Newseum
Environmental Graphics
Branding
Location
Washington, DC
Client
Ennead Architects
Publications and Recognitions
Archigraphia Redux (Graphis)
Global Corporate Identity
(Harper Collins)
Graphic Design + Architecture:
A 20th-Century History
(Rockport Publishers)
Graphis
The Language of Graphic Design (Rockport Publishers)
Novum World of Graphic Design (Germany)
This Way Please (Sandu)
An overall environmental graphics and wayfinding sign program was designed to link the various areas of the museum and headquarters facility. Due to the project’s scale, as well as the diversity and mixed-use characteristics of each of its public areas, the challenge was to maintain a cohesive public information program throughout the building while emphasizing the political and historical goals of the foundation.

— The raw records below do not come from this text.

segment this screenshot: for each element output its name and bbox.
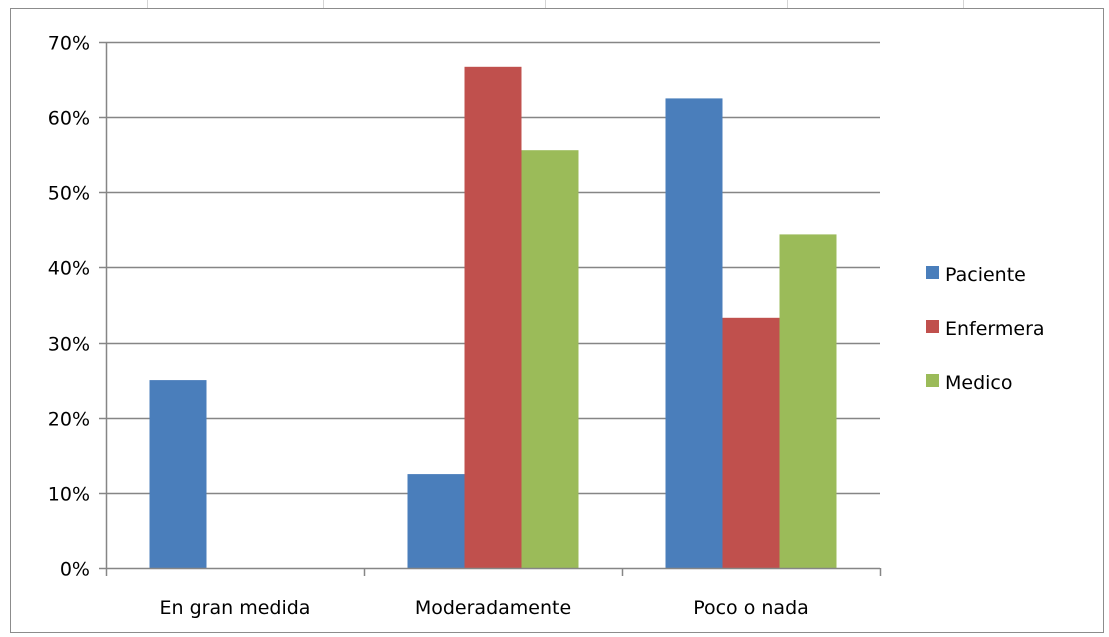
y-tick-label: 10%: [48, 484, 90, 506]
legend-label-paciente: Paciente: [945, 264, 1026, 286]
legend-swatch-medico: [926, 374, 939, 387]
y-tick-label: 40%: [48, 258, 90, 280]
legend-swatch-enfermera: [926, 320, 939, 333]
bar-enfermera: [722, 317, 780, 568]
bar-enfermera: [464, 66, 522, 569]
bars: [149, 66, 837, 569]
bar-paciente: [407, 474, 465, 568]
x-tick-label: En gran medida: [160, 597, 311, 619]
x-tick-label: Poco o nada: [693, 597, 809, 619]
sheet-column-line: [147, 0, 148, 8]
sheet-column-line: [787, 0, 788, 8]
axes: [99, 41, 882, 576]
bar-paciente: [665, 98, 723, 569]
y-tick-label: 30%: [48, 334, 90, 356]
bar-medico: [779, 234, 837, 568]
y-tick-label: 20%: [48, 409, 90, 431]
x-tick-labels: En gran medida Moderadamente Poco o nada: [160, 597, 809, 619]
sheet-column-line: [323, 0, 324, 8]
y-tick-label: 60%: [48, 108, 90, 130]
bar-paciente: [149, 380, 207, 568]
legend: Paciente Enfermera Medico: [926, 264, 1045, 394]
bar-medico: [521, 150, 579, 568]
y-tick-label: 70%: [48, 33, 90, 55]
x-tick-label: Moderadamente: [415, 597, 571, 619]
sheet-column-line: [963, 0, 964, 8]
sheet-column-line: [545, 0, 546, 8]
y-tick-labels: 0% 10% 20% 30% 40% 50% 60% 70%: [48, 33, 90, 581]
legend-label-medico: Medico: [945, 372, 1013, 394]
legend-swatch-paciente: [926, 266, 939, 279]
y-tick-label: 50%: [48, 183, 90, 205]
legend-label-enfermera: Enfermera: [945, 318, 1045, 340]
y-tick-label: 0%: [60, 559, 90, 581]
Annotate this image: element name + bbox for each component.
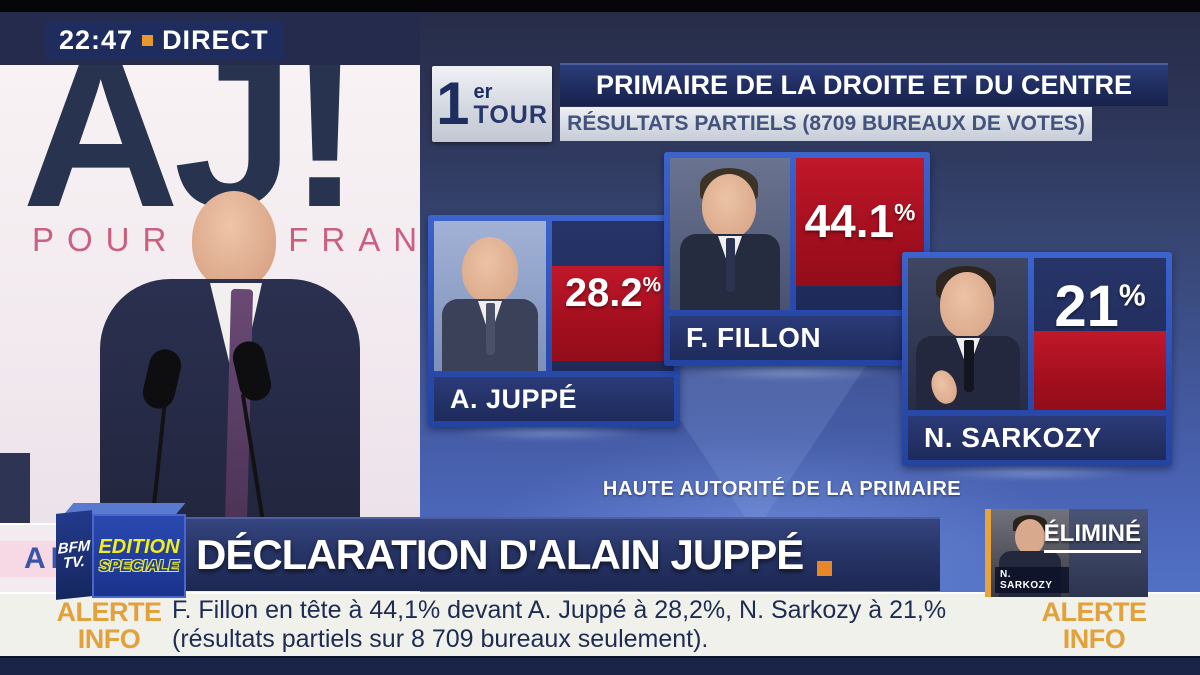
bottom-navy-strip: [0, 656, 1200, 675]
channel-tv: TV.: [63, 552, 85, 573]
edition-label: EDITION: [98, 536, 180, 558]
candidate-name: A. JUPPÉ: [434, 377, 674, 421]
card-reflection: [925, 464, 1140, 480]
candidate-photo: [908, 258, 1028, 410]
clock-time: 22:47: [59, 24, 134, 55]
candidate-photo: [434, 221, 546, 371]
info-word: INFO: [1062, 624, 1126, 654]
results-panel: 1 er TOUR PRIMAIRE DE LA DROITE ET DU CE…: [420, 12, 1200, 592]
score-value: 44.1%: [804, 195, 916, 248]
live-badge: 22:47 DIRECT: [45, 21, 283, 59]
source-attribution: HAUTE AUTORITÉ DE LA PRIMAIRE: [602, 478, 962, 500]
candidate-name: F. FILLON: [670, 316, 924, 360]
candidate-name: N. SARKOZY: [908, 416, 1166, 460]
panel-title: PRIMAIRE DE LA DROITE ET DU CENTRE: [560, 63, 1168, 106]
score-panel: 28.2%: [552, 221, 674, 371]
round-badge: 1 er TOUR: [432, 66, 552, 142]
score-value: 28.2%: [564, 270, 662, 315]
speciale-label: SPECIALE: [98, 558, 179, 575]
eliminated-candidate-name: N. SARKOZY: [995, 567, 1069, 593]
score-panel: 44.1%: [796, 158, 924, 310]
logo-edition-face: EDITION SPECIALE: [92, 514, 186, 598]
score-bar: [1034, 330, 1166, 410]
card-reflection: [688, 364, 898, 380]
candidate-card-juppe: 28.2% A. JUPPÉ: [428, 215, 680, 427]
news-ticker: ALERTE INFO F. Fillon en tête à 44,1% de…: [0, 592, 1200, 656]
channel-logo: BFM TV. EDITION SPECIALE: [56, 503, 186, 600]
candidate-card-sarkozy: 21% N. SARKOZY: [902, 252, 1172, 466]
banner-title: DÉCLARATION D'ALAIN JUPPÉ: [196, 531, 804, 578]
alert-word: ALERTE: [56, 597, 163, 627]
eliminated-label: ÉLIMINÉ: [1043, 520, 1141, 553]
ticker-line-1: F. Fillon en tête à 44,1% devant A. Jupp…: [172, 596, 947, 624]
eliminated-photo: N. SARKOZY: [991, 509, 1069, 597]
score-panel: 21%: [1034, 258, 1166, 410]
eliminated-box: N. SARKOZY ÉLIMINÉ: [985, 509, 1148, 597]
score-value: 21%: [1054, 274, 1146, 340]
round-number: 1: [436, 70, 470, 137]
info-word: INFO: [77, 624, 141, 654]
alert-info-badge-left: ALERTE INFO: [50, 599, 168, 653]
banner-period-square: [817, 560, 833, 576]
alert-info-badge-right: ALERTE INFO: [1035, 599, 1153, 653]
score-bar: [552, 266, 674, 361]
candidate-card-fillon: 44.1% F. FILLON: [664, 152, 930, 366]
ticker-line-2: (résultats partiels sur 8 709 bureaux se…: [172, 625, 709, 653]
live-label: DIRECT: [162, 24, 269, 55]
round-ordinal-suffix: er: [473, 81, 493, 103]
aj-campaign-logo: AJ!: [22, 65, 361, 253]
round-word: TOUR: [473, 101, 548, 129]
ticker-text: F. Fillon en tête à 44,1% devant A. Jupp…: [172, 596, 1042, 654]
speaker-head: [192, 191, 276, 289]
alert-word: ALERTE: [1041, 597, 1148, 627]
lower-third-banner: DÉCLARATION D'ALAIN JUPPÉ: [138, 517, 940, 591]
logo-channel-name: BFM TV.: [56, 510, 92, 600]
eliminated-photo-head: [1015, 519, 1045, 555]
top-letterbox-bar: [0, 0, 1200, 12]
card-reflection: [450, 424, 650, 440]
live-dot-icon: [142, 34, 154, 46]
panel-subtitle: RÉSULTATS PARTIELS (8709 BUREAUX DE VOTE…: [560, 107, 1092, 141]
candidate-photo: [670, 158, 790, 310]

The building’s main façade is a glass curtain wall punctuated by a 74-foot-high plane of sandblasted limestone engraved with the 45 words of the First Amendment. This treatment accentuates the large-scale typography as a bas-relief and permanently displays the First Amendment as a timeless element set in a modern context. Wall murals located in ‘The Food Section,’ the museum’s international café, depict bold, colorful, large-scale images of food such as fruits, vegetables, grains, and the like. As the visitor approaches an image, a calculated optical illusion reveals typography, consisting of thousands of small-scale words containing ingredients and fares from around the world. The wayfinding sign program also relies upon color, texture, and pattern to define specific Museum levels and exhibition spaces. A pattern identification system was developed, coding each floor with its own well-defined identity. Patterns are based on news transmission devices such as audio waves, newsprint halftone dots, and video pixels.